Tá, você já notou que trata-se de um filme pra macho. Eu particularmente percebi isso quando o protagonista dá uma cotovelada nocauteadora num sujeito que o ameaça. Nós, mulheres, teríamos outras formas mais civilizadas de abordar o assunto. Mas, apesar de "Dia de Treinamento" não ser o programa adequado pra se levar a namorada, até que o filminho é decente. Até um certo ponto, bem entendido. Na meia hora final, a trama degringola legal e fica até constrangedora.
Mencionei a palavra protagonista no parágrafo acima, e o diacho é que o personagem central não é o policial malvado do Denzel Washington, que levou o Oscar de ator principal, e sim o policial bonzinho do Ethan Hawke, que foi indicado pra melhor ator coadjuvante. São essas tramóias de Hollywood que permitem que, sei lá, o Michael Douglas seja considerado o principal de "Wall Street", só pra citar um exemplo. É claro que o policial do Denzel é mais interessante, mais marcante, mais sexy que o do Ethan, mas sempre tive a impressão que o protagonista deveria ser quem aparece mais. Vivendo e aprendendo.

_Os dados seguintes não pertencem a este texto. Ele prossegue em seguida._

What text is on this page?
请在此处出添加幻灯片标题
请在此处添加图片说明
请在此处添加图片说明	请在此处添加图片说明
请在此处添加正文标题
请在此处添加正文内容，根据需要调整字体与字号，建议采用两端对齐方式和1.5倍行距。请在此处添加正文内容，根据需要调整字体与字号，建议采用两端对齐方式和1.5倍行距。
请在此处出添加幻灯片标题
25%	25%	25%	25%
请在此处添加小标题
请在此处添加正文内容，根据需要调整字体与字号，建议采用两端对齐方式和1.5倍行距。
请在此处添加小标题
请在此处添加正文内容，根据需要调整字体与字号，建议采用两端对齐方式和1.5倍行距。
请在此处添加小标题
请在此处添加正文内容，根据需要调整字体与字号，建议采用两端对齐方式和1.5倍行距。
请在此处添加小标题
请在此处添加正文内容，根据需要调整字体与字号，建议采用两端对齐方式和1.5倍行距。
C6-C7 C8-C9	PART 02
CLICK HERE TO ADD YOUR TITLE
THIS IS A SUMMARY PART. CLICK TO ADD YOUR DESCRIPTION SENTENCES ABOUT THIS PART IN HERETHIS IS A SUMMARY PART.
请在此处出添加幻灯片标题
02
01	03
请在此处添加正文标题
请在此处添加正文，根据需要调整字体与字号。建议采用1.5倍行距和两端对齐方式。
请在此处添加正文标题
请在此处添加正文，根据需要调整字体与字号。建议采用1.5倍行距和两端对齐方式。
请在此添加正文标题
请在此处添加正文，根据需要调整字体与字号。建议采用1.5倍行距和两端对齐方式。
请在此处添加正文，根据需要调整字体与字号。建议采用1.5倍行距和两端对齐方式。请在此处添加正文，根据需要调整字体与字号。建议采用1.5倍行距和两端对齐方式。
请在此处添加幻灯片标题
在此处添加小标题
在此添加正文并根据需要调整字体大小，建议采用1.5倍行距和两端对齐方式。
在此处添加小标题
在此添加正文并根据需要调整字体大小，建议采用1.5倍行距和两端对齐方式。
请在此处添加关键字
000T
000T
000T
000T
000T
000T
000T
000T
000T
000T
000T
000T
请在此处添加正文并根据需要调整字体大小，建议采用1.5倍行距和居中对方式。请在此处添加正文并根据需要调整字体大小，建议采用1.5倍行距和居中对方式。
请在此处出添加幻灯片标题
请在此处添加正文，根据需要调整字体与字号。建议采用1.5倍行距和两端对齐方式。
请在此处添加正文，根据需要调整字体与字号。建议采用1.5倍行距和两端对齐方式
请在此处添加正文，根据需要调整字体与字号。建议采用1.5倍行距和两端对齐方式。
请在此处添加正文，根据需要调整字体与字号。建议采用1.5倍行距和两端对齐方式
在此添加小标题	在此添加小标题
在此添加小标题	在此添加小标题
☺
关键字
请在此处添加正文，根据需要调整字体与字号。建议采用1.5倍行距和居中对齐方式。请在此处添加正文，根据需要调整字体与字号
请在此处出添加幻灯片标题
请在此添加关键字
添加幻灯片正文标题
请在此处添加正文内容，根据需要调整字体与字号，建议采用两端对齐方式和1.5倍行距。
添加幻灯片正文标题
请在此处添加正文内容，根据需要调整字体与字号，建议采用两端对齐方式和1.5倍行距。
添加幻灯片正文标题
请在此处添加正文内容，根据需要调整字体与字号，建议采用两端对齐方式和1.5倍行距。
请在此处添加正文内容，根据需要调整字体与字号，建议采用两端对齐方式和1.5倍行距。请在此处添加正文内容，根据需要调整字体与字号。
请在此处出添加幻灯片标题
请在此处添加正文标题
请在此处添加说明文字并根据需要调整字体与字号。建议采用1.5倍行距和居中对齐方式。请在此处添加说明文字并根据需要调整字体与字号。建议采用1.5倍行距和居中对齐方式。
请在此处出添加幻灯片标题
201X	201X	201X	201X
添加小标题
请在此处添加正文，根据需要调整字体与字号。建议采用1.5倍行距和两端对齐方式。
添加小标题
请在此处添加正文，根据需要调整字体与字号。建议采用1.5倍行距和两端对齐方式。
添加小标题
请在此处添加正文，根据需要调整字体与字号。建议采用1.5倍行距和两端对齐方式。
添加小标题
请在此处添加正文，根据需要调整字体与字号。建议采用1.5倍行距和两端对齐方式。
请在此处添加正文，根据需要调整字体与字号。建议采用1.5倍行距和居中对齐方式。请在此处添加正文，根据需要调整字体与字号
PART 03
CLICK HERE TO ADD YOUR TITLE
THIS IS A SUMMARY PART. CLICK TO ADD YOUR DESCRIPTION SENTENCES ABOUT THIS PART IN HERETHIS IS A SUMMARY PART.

O filme inteiro praticamente se passa dentro de um carro com esses dois personagens. O Denzel mostra como ele é corrupto e o Ethan mostra como ele é íntegro e idealista. O Denzel usa montes de colares, rouba dinheiro de traficantes e enfia uma caneta goela abaixo de um deles pra que ele vomite pedras de crack. E o Ethan torce para mudar o sistema e abandona tudo que está fazendo pra salvar uma donzela em perigo. É o velho embate do bem contra o mal de novo. Vamos fazer uma aposta pra ver quem vence? Não espere novidades. Ethan chega bastante perto da maldade, mas se regenera a tempo de emergir como o tradicional herói americano. A maldade não é apenas Denzel, mas as ruas de Los Angeles, repletas de gangues e drogas. Lembra de "As Cores da Violência"? É igual. Há outros clichês também, como a questão racial (tira branco/tira negro), tudo embalado em músicas do gênero.

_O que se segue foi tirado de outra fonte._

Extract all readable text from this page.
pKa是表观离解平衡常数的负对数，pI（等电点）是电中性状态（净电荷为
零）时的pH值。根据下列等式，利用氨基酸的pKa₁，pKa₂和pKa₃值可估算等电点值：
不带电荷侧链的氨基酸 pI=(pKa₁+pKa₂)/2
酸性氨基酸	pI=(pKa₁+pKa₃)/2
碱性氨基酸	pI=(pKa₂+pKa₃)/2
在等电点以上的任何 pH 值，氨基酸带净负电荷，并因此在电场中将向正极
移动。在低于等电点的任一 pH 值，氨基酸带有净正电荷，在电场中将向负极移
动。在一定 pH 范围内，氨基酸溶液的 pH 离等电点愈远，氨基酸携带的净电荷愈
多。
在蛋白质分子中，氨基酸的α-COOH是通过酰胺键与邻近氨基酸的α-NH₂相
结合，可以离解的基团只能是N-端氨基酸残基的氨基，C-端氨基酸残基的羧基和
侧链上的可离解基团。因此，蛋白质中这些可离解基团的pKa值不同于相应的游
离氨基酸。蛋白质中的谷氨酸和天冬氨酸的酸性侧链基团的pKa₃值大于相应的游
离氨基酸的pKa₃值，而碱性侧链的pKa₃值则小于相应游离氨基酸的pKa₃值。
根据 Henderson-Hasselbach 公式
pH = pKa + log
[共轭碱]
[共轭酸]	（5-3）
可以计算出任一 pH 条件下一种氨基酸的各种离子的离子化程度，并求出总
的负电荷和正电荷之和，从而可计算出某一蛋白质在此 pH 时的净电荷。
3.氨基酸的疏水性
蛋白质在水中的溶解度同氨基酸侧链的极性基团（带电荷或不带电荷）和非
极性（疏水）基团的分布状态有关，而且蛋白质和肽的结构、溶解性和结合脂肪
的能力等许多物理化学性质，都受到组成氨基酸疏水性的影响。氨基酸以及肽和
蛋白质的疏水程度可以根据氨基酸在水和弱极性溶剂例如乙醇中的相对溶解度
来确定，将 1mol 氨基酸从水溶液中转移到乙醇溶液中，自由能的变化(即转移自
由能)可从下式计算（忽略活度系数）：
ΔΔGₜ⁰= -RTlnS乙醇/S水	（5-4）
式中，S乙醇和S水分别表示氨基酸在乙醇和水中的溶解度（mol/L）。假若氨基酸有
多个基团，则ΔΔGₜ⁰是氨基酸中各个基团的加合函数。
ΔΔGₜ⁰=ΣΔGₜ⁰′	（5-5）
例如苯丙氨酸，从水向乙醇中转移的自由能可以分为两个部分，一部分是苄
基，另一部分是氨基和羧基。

No entanto, "Dia de Treinamento" é envolvente. Tem um ritmo razoável, diálogos mordazes, e ótimas interpretações, e é sempre bom saber que Scott Glenn e Tom Berenger estão vivos. É estranho que tanta ação ocorra em um dia só, mas a gente faz vista grossa. O problema é o fim. Aí o cinemão aplica a pena de morte de praxe e o bem triunfa. Quer dizer, quando um sujeito semi-morto cai repentinamente em cima de um carro em movimento, você sabe que está em terreno conhecido. Pra piorar, a melodia que fecha a produção insiste que "isto não é a América". Se a gente tivesse alguma dúvida sobre a benevolência dos States, o final dissipa nossas ilusões. América, terra das oportunidades. A situação não anda boa, mas o policial herói vai consertá-la.